Document Type

Article

Publication Title

Applied and Environmental Microbiology

Publication Date

12-1992

Volume

58

Issue

12

Disciplines

Biology | Life Sciences

Abstract

Soils with a history of 2,4-dichlorophenoxyacetic acid (2,4-D) treatment at field application rates and control soils with no prior exposure to 2,4-D were amended with 2,4-D in the laboratory. Before and during these treatments, the populations of 2,4-D-degrading bacteria were monitored by most-probable-number (MPN) enumeration and hybridization analyses, using probes for the tfd genes of plasmid pJP4, which encode enzymes for 2,4-D degradation.
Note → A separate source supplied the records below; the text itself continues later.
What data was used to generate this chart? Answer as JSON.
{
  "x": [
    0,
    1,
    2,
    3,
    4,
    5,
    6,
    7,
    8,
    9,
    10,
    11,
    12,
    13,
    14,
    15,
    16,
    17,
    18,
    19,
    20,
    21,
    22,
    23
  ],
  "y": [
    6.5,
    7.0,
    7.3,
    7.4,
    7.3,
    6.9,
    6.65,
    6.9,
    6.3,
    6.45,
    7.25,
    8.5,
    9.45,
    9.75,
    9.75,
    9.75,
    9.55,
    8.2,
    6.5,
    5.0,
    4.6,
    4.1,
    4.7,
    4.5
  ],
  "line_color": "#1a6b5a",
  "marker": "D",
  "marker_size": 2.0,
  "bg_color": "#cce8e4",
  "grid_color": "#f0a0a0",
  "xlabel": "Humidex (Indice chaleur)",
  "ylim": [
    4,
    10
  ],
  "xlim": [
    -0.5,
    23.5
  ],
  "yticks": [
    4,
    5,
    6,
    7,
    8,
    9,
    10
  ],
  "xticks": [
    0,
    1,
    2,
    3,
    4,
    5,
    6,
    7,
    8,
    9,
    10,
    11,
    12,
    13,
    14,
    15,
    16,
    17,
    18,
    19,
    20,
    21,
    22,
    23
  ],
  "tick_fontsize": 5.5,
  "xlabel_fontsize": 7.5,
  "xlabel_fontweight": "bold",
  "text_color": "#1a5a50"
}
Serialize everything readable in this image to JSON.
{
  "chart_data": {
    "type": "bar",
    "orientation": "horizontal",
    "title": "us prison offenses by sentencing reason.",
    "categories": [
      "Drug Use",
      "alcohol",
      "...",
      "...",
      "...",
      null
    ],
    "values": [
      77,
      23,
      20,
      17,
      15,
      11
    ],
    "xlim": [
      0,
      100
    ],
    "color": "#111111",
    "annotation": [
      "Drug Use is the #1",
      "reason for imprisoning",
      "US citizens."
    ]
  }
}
Data obtained by these alternate methods were compared. Several months after the most recent field application of 2,4-D (approximately 1 ppm), soils with a 42-year history of 2,4-D treatment did not have significantly higher numbers of 2,4-D-degrading organisms than did control soils with no prior history of treatment. In response to laboratory amendments with 2,4-D, both the previously treated soils and those with no prior history of exposure exhibited a dramatic increase in the number of 2,4-D-metabolizing organisms. The MPN data indicate a 4- to 5-log population increase after one amendment with 250 ppm of 2,4-D and ultimately a 6- to 7-log increase after four additional amendments, each with 400 ppm of 2,4-D. Similarly, when total bacterial DNA from the soil microbial community of these samples was analyzed by using a probe for the tfdA gene (2,4-D monoxygenase) or the tfdB gene (2,4-dichlorophenol hydroxylase) a dramatic increase in the level of hybridization was observed in both soils. Probes to the tfdC, -D, -E, and -F genes did not hybridize to the bacterial community DNA to any significant extent before or after 2,4-D treatment, indicating that pathways different from the canonical pJP4-encoded pathway at the DNA sequence level, and possibly at the functional level, account for the degradative activity in these soils. Quantitative hybridization data and MPN values were in agreement, indicating that most of the 2,4-D-degrading populations were detected by the (tfdA and tfdB gene probes. The hybridization patterns detected in Southern analyses of bacterial community DNA indicated that a dominant 2,4-D-degrading population was selected and maintained in these soils.